La sédentarisation des éleveurs transhumants entraîne la privatisation des ressources et la baisse de la fertilité des sols dans la ceinture cotonnière de l'Afrique de l'Ouest

11/12/2023
La baisse de la fertilité des sols et la sédentarisation des éleveurs sont des sujets qui animent le monde politique et scientifique dans les pays de l’Afrique de l’ouest et en particulier le Bénin. Un certain nombre de chercheurs (Unité de recherche AÏDA, université de Parakou, Institut de Recherche sur le Coton, Université de Groningen) ont souhaité aborder la question avec les acteurs ruraux dans le but d’avoir leur perception. Les résultats obtenus de cette étude ont été publié dans la revue "Frontiers in sustainabilty and food systems".

Carte cognitive floue représentant les perceptions des agriculteurs sur les processus qui conduisent à la baisse de la fertilité des sols (le nombre sur chaque flèche indique l'importance relative de chaque facteur © A. Dossouhoui, Cirad

Une discussion a été engagé avec les agriculteurs, éleveurs et agents d’encadrement dans trois commune cotonnière du Bénin (Kandi, Pehunco, Savalou). Un total de 17 facteurs de dégradation de la fertilité des sols a été identifiés et classé par ordre de priorité par ces acteurs. Leur importance relative varie selon les différents types d'acteurs et selon les sites. Les facteurs les plus cités par tous les acteurs, sont ceux dont la fréquence relative est >20% et l'importance relative >5% :

  • Le travail du sol (fréquence : 66,7% ; importance : 22,9%) ;
  • La monoculture (66,7% ; 27,5%) ;
  • La surexploitation des terres (66,7% ; 17,3%) ;
  • L'utilisation excessive d'intrants chimiques (66,7% ; 36,3%) ;
  • L'érosion des sols (33,3% ; 6,7%) ;
  • Le brûlage des champs agricoles (33,3% ; 6,7%) ; et :
  • Le manque d'apport de matière organique au sol (22,2% ; 5,9%).

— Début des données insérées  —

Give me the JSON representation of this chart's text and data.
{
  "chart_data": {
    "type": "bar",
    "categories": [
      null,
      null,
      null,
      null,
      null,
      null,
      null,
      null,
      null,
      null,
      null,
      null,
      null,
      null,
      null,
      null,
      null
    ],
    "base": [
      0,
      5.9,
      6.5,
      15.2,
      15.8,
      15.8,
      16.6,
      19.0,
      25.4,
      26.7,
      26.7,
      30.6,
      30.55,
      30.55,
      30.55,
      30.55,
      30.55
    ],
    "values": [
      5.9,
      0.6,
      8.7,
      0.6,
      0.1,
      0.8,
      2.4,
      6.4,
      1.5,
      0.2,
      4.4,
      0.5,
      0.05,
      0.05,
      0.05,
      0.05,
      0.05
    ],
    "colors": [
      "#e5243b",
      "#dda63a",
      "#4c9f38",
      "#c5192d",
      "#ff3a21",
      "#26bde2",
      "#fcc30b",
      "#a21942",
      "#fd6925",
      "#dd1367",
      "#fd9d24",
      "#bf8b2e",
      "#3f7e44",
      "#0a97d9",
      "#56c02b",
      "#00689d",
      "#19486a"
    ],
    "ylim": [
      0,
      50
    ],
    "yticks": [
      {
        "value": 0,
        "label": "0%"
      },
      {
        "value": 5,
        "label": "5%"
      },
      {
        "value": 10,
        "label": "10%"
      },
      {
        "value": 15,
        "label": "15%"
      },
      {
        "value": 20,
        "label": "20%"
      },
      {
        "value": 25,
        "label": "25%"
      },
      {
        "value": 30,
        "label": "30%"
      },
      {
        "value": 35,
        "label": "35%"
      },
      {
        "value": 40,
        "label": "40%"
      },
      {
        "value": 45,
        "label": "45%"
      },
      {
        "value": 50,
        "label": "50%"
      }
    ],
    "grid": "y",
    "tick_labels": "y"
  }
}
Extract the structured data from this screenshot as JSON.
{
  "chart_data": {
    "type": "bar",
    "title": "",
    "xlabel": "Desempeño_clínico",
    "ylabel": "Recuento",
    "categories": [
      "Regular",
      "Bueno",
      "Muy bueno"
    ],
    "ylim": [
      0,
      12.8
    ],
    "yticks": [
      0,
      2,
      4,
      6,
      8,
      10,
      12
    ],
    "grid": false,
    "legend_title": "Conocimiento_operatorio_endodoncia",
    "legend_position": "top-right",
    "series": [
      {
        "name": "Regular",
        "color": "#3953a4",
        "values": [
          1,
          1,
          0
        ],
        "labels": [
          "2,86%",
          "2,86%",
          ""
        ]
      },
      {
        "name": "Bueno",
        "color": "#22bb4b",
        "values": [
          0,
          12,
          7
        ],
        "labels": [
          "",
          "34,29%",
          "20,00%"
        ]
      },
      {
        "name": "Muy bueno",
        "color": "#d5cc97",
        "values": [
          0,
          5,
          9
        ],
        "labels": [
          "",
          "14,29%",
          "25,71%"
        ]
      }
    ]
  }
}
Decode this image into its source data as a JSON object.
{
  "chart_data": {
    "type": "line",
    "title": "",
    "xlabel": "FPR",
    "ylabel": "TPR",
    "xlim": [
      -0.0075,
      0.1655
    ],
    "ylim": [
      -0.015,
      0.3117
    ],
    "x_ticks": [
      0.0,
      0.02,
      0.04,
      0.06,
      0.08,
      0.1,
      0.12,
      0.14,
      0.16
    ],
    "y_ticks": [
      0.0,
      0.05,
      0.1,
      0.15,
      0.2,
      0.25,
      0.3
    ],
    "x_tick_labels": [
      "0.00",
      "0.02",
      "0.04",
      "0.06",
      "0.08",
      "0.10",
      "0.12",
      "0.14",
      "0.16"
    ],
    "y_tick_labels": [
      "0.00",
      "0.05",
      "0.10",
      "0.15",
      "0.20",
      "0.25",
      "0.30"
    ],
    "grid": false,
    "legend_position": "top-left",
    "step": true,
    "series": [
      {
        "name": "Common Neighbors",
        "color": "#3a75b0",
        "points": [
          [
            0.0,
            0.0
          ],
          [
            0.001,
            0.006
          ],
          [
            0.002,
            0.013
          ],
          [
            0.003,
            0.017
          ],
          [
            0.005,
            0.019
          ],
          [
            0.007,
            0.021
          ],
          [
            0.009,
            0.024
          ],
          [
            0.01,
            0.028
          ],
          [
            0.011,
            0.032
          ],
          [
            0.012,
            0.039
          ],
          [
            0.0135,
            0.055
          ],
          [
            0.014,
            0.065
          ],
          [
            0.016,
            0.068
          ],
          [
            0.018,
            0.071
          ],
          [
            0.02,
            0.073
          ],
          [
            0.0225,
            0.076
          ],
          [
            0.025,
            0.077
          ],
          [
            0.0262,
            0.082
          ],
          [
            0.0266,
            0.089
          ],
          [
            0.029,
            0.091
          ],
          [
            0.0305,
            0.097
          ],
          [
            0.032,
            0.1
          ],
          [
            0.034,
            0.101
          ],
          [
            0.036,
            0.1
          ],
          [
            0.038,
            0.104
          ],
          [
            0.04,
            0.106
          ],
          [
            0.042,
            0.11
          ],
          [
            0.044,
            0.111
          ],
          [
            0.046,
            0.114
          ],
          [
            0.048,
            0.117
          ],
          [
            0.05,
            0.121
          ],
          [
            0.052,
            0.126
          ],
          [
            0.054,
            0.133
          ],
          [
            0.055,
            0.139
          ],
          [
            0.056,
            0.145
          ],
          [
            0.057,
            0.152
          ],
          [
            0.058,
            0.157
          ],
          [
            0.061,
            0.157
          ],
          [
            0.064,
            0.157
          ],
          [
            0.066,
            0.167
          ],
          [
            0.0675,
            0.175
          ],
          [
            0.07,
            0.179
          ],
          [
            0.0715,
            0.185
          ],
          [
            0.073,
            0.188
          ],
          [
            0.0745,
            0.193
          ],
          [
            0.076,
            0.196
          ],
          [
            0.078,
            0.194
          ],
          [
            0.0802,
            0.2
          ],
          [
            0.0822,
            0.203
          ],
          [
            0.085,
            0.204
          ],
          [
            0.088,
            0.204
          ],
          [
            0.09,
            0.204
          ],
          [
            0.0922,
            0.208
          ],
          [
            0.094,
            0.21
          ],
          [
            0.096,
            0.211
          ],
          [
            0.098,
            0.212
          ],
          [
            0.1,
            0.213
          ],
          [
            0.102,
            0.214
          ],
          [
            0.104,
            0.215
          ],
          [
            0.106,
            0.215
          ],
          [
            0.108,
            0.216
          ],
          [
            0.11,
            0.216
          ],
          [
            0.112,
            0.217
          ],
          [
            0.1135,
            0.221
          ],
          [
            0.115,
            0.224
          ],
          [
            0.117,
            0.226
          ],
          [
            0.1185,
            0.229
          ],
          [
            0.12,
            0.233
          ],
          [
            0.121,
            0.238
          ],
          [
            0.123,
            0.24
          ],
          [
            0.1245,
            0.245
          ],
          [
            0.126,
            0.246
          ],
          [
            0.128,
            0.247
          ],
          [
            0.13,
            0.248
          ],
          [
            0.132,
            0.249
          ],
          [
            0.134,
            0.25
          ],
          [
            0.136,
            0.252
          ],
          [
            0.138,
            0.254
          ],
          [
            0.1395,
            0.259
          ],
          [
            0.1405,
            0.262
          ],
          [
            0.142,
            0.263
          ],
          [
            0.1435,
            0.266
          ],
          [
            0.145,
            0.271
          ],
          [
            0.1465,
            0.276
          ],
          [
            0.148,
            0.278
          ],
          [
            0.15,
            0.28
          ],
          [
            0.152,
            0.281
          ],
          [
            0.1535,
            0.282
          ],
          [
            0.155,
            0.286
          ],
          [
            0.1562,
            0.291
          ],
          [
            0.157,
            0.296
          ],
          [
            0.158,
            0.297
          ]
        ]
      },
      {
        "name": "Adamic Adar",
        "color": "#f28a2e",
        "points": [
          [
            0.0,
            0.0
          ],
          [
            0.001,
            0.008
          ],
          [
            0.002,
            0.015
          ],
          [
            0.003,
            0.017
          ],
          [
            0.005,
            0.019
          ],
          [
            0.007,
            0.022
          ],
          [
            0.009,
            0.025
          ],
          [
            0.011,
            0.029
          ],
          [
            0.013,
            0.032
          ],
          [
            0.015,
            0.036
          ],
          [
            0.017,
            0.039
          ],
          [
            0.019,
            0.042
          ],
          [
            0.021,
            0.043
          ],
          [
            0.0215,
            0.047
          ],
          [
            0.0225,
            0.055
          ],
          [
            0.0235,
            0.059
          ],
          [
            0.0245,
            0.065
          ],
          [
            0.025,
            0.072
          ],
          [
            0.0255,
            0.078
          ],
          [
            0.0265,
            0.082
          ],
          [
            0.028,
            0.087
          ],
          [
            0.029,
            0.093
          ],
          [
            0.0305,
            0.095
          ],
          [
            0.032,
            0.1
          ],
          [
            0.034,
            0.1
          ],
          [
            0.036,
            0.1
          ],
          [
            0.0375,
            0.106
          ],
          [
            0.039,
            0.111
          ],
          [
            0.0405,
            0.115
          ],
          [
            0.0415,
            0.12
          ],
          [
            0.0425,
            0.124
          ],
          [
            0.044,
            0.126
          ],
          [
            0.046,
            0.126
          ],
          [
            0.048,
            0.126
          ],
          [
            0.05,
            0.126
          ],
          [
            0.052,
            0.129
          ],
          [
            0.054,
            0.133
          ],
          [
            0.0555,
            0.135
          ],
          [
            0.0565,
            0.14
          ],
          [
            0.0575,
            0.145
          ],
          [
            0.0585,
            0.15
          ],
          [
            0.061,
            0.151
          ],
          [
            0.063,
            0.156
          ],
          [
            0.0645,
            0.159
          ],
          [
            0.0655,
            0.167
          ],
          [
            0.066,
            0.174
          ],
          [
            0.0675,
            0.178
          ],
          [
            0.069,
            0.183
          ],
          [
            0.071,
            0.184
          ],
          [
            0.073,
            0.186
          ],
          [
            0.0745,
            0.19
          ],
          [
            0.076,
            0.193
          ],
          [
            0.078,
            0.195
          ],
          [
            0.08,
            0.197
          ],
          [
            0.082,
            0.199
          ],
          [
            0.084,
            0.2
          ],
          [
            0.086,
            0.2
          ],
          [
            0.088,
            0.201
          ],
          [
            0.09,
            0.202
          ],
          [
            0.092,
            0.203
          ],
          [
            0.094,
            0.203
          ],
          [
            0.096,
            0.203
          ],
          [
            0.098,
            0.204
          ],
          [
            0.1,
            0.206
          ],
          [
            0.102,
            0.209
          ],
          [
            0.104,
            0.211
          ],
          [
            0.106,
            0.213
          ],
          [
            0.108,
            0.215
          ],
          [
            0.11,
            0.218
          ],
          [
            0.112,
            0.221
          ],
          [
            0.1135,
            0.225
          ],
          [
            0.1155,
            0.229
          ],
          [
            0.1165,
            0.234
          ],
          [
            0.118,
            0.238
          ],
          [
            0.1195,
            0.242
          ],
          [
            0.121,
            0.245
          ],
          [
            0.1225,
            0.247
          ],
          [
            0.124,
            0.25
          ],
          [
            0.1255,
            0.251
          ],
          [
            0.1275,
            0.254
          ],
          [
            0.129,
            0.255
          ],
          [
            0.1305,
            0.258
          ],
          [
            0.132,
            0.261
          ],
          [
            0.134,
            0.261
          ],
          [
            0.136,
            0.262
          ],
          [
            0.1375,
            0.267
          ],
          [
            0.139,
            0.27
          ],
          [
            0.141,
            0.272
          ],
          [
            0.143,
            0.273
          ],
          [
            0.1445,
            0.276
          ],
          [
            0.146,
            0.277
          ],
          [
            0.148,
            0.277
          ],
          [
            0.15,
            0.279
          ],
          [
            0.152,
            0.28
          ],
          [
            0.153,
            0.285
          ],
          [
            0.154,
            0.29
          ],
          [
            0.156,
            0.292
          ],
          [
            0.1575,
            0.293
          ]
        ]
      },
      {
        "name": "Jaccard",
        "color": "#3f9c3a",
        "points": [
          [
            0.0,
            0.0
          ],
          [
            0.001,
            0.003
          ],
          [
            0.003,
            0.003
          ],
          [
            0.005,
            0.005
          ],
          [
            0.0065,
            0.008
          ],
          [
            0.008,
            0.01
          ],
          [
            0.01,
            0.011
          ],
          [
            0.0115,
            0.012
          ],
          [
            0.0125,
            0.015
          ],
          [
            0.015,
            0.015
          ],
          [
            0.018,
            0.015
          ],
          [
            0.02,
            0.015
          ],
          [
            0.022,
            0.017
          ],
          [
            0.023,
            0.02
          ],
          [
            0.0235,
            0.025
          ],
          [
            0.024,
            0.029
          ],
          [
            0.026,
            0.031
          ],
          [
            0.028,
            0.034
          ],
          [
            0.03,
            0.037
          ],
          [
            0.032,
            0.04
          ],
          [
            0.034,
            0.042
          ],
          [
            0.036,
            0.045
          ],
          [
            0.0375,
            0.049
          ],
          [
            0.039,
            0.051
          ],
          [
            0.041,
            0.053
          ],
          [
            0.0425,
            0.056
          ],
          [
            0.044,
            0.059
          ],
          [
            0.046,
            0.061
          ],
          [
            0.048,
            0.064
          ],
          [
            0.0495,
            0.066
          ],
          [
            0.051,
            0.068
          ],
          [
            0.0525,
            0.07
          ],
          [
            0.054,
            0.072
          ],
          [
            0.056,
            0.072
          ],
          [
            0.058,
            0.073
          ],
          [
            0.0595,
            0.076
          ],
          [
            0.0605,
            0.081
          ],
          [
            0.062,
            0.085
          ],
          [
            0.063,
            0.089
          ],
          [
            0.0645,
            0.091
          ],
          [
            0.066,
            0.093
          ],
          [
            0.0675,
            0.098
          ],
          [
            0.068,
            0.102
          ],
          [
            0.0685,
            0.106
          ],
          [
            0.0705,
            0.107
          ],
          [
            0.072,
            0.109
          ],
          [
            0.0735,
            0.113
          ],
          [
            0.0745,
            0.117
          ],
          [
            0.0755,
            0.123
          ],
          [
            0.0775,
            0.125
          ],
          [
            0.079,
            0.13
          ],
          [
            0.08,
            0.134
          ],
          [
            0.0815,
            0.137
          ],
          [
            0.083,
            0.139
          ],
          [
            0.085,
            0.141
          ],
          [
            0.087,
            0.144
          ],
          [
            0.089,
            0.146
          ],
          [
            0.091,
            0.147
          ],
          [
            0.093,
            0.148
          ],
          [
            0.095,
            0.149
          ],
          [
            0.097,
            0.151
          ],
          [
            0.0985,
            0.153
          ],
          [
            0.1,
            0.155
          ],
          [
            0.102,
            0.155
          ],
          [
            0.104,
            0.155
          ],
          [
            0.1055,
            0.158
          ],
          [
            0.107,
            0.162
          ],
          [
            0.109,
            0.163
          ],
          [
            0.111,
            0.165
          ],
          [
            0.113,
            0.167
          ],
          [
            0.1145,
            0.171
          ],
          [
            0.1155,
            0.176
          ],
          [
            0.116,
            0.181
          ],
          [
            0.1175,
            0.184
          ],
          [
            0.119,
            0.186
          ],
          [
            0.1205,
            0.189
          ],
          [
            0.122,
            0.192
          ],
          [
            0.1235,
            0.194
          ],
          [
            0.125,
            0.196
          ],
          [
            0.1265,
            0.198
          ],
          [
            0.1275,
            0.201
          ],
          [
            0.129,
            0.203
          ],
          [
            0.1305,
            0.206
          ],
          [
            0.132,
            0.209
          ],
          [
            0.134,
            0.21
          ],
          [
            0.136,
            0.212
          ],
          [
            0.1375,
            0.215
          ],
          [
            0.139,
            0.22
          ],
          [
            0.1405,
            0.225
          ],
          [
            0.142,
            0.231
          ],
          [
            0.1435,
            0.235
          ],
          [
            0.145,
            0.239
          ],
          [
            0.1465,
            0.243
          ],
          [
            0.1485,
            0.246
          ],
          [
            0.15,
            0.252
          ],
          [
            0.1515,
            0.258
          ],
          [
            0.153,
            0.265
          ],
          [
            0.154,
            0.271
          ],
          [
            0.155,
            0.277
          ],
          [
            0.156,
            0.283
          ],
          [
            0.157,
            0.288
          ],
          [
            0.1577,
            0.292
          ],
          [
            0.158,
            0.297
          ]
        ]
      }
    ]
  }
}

Atelier participatif avec les agriculteurs, © A. Dossouhoui, Cirad

La sédentarisation a entraîné la disparition des exploitations spécialisées dans une seule activité agricole et l'apparition d'exploitations mixtes.

La prépondérance croissante des exploitations mixtes entraîne une forte concurrence pour le fumier, les zones de pâturage et les ressources alimentaires, ce qui se traduit par une diminution des apports de matières organiques dans le sol. Les accords et les échanges traditionnels (fumier contre résidus de culture) entre les éleveurs et les agriculteurs se sont donc amenuisés, ce qui tend à réduire les flux de nutriments entre le bétail, les cultures vivrières et la principale culture commerciale de la région : le coton.
En menaçant la culture du coton, la sédentarisation et l'expansion non organisée des exploitations mixtes culture-élevage qui en découle peuvent avoir des effets négatifs directs et indirects sur la sécurité alimentaire locale. Dans un contexte climatique, socio-économique et institutionnel aussi difficile (incertain et changeant), les systèmes de culture et d'élevage doivent être transformés pour s'adapter et assurer leur viabilité. Les politiques de sédentarisation ont évolué en réponse aux conflits, mais sans redéfinition parallèle des agroécosystèmes, ce qui a entraîné une "tragédie des biens communs" en termes de ressources en matières organiques. La recherche et les politiques doivent trouver de nouveaux compromis entre le pastoralisme sédentaire et l'agriculture, car l'élevage et la production végétale ne peuvent être déconnectés ou menés séparément.
Ces travaux ont été financés dans le cadre du projet de Transition Agroécologique des Zones Cotonnières du Bénin (TAZCO2) financé par l’Agence Française de Développement (AFD).